I want to measure the throughput of L1,L2,L3 cache and main memory on my machine. For this, I wrote the following piece of zig, which gives me throughput depending on workload size.
In order to make this benchmark truthful, I need the right amount of optimizations.
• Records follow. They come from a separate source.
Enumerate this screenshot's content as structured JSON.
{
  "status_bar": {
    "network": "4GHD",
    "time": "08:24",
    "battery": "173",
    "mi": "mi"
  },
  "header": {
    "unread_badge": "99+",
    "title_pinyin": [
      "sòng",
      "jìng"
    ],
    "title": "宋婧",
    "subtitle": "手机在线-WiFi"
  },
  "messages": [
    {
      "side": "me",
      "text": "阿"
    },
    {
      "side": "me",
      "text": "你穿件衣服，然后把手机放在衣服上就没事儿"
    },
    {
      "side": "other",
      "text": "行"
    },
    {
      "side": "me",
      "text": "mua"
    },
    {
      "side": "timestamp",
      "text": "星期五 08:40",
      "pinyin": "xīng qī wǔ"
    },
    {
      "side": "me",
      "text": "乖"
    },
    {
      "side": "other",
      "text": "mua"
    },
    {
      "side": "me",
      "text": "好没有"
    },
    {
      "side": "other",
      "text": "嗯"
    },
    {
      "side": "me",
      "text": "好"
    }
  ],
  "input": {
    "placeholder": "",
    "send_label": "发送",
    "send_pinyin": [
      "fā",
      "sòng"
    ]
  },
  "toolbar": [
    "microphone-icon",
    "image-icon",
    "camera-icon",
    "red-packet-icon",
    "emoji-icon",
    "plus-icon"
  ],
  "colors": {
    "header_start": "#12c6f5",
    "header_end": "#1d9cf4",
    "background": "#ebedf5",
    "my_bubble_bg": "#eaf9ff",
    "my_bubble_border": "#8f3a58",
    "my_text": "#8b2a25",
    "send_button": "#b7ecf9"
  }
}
- I don’t want to optimize out any memory interaction
- I want to optimize anything else, like skip safety checks and use SIMD
const std = @import("std");
// zig build -Doptimize=ReleaseFast run
const Bench = struct {
const Self = @This();
nruns: u64,
bytes_per_run: u64,
seconds: f64,
bytes_per_second: f64,
bytes_total: u64,
const Options = struct {
bytes_total: u64 = 1e10,
bytes_per_run: u64,
};
fn work(x: u8) u8 {
return x * x + x + 1;
}
pub fn run(alloc: std.mem.Allocator, options: Options) !Self {
if (options.bytes_per_run > options.bytes_total) {
return error.BytesTotalTooSmall;
}
const xs = try alloc.alloc(u8, options.bytes_per_run);
defer {
std.mem.doNotOptimizeAway(xs);
alloc.free(xs);
}
const t_start = std.time.nanoTimestamp();
const nruns: u64 = options.bytes_total / options.bytes_per_run;
for (0..nruns) |_| {
for (xs) |*x| {
x.* +%= work(x.*); // don't optimize out these memory accesses
}
}
const t_stop = std.time.nanoTimestamp();
const seconds: f64 = std.math.lossyCast(f64, t_stop - t_start) * 1e-9;
const bytes_total = options.bytes_per_run * nruns;
const bytes_per_second = std.math.lossyCast(f64, bytes_total) / seconds;
return Self{
.nruns = nruns,
.bytes_per_run = options.bytes_per_run,
.seconds = seconds,
.bytes_per_second = bytes_per_second,
.bytes_total = bytes_total,
};
}
};
pub fn main() !void {
const alloc = std.heap.page_allocator;
const stdout = std.io.getStdOut().writer();
try stdout.print("bytes / run | bytes / s\n", .{});
for (10..31) |i| {
const bytes_per_run = std.math.pow(u64, 2, i);
const b = try Bench.run(alloc, .{ .bytes_per_run = bytes_per_run, .bytes_total = 1e10 });
try stdout.print("{e:11.3} | {e:.3}\n", .{ std.math.lossyCast(f64, b.bytes_per_run), b.bytes_per_second });
}
return;
}
I think there are some problems with this code. I tried to make it complex enough, for zig not to optimize out any memory access. Not sure if I succeeded. Also probably there is a better way to use some annotation to force the memory accesses?